Note that only / and /boot are showing, as they are actual mounted devices.

However, when running it through NRPE it gives the following instead:

/usr/lib/nagios/plugins/check_nrpe -H localhost -c check_disk_all_local -4
DISK OK - free space: / 36102 MB (93% inode=96%); /boot 319 MB (71% inode=99%); /tmp 36102 MB (93% inode=96%); /var/tmp 36102 MB (93% inode=96%);| /=2515MB;36637;38672;0;40708 /boot=127MB;423;447;0;471 /tmp=2515MB;36637;38672;0;40708 /var/tmp=2515MB;36637;38672;0;40708

Note that it has added /tmp and /var/tmp to the output, with the same data as /. These devices are not present on the system. It does the same thing on many of our systems, regardless of distribution. It does not matter if we query nrpe locally or from our nagios server.

This is especially problematic because we use the output to automatically create individual disk service checks in nagios. That means we create lots of disk checks for /tmp and /var/tmp on servers that don't have those devices.

The issue seems to be confirmed by multiple people, as documented here: https://support.nagios.com/forum/viewtopic.php?f=7&t=47095 https://support.nagios.com/forum/viewtopic.php?f=7&t=40247

jobrik commented 4 years ago

Hi, this is not bug. I run into same issue. And here is my resolution:

TL;DR

Add to /etc/systemd/system/nagios-nrpe-server.service.d/local.conf (or you can directly edit service file but it may be overwritten) the following content:

[Service] PrivateTmp=false

Restart nrpe service and everything should be fine again. I mean working as expected, but... whats expected ?! :)

TL;DR

We use check_disk and other checks for long time with fixed disk strings or path specification. Last week I started switching lil bit to modern dynamic way (no disk string at all, rather filters)... and WHoAla, this problem suddenly appears. /var and /var/tmp were populated and shown in the check_disk results. They were shown all time neverless the method I tried to use or debug (trace, gdb) the check and nrpe except one situation. Bare exec without systemd (etc)... So futher investigation showed that there is PrivateTmp=true flag in systemd nrpe service script, probably from package maintainers. And it is there for good reasons. Check's temp fs isolation. Its up to you if you will leave it as it is and live with that or use disk filters or switch it off...

From the perspective of NRPE: There is no bug, everyhing working perfectly, its not NRPE related/within From the perspective of check_disk: there is also everthing okey, check_disk in these situaions sees next mount points and so it reports them From the perspective of PKG maintainer: there imho should be (n mb is :) good info with all implications noted

I've tested filters and service modification.

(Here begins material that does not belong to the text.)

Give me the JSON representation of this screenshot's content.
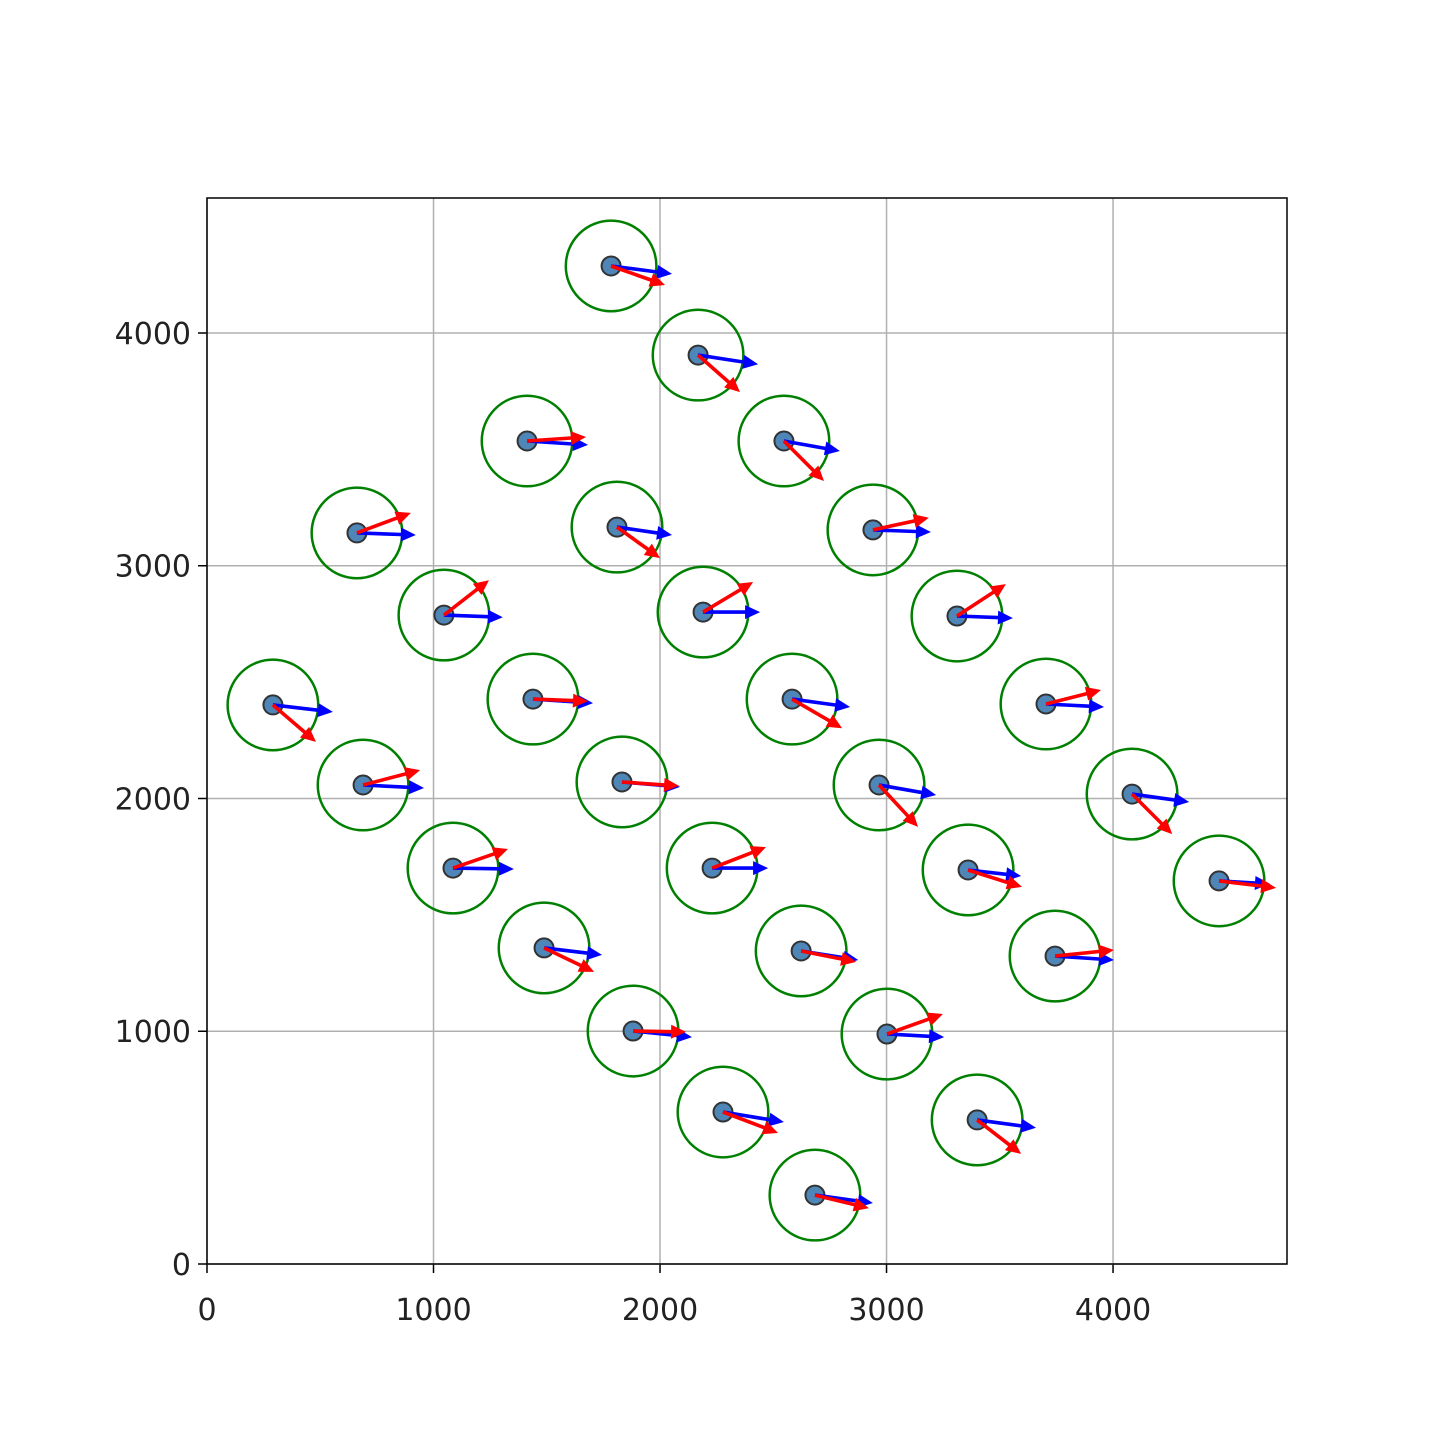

So far I'm choosing the second way.

Distros affected: Debian 8: not affected -> only sysV script Debian 9: affected -> systemd service script

Snippet:

Takes a boolean argument. If true, sets up a new file system namespace for the executed processes and mounts private /tmp and /var/tmp directories inside it that is not shared by processes outside of the namespace. This is useful to secure access to temporary files of the process, but makes sharing between processes via /tmp or /var/tmp impossible

Refs:

https://www.freedesktop.org/software/systemd/man/systemd.exec.html https://stackoverflow.com/questions/51963195/nrpe-python-script-output-bug https://bugs.debian.org/cgi-bin/bugreport.cgi?bug=887498

sawolf commented 4 years ago

Nice catch, @jobrik. I'm going to leave this issue open since we keep those service files in version control. It looks like PrivateTmp is explicitly set to True, but there's no rationale for why that happens.

Edit: Now that I've had more time to become familiar with the project, I agree that this doesn't require any code changes.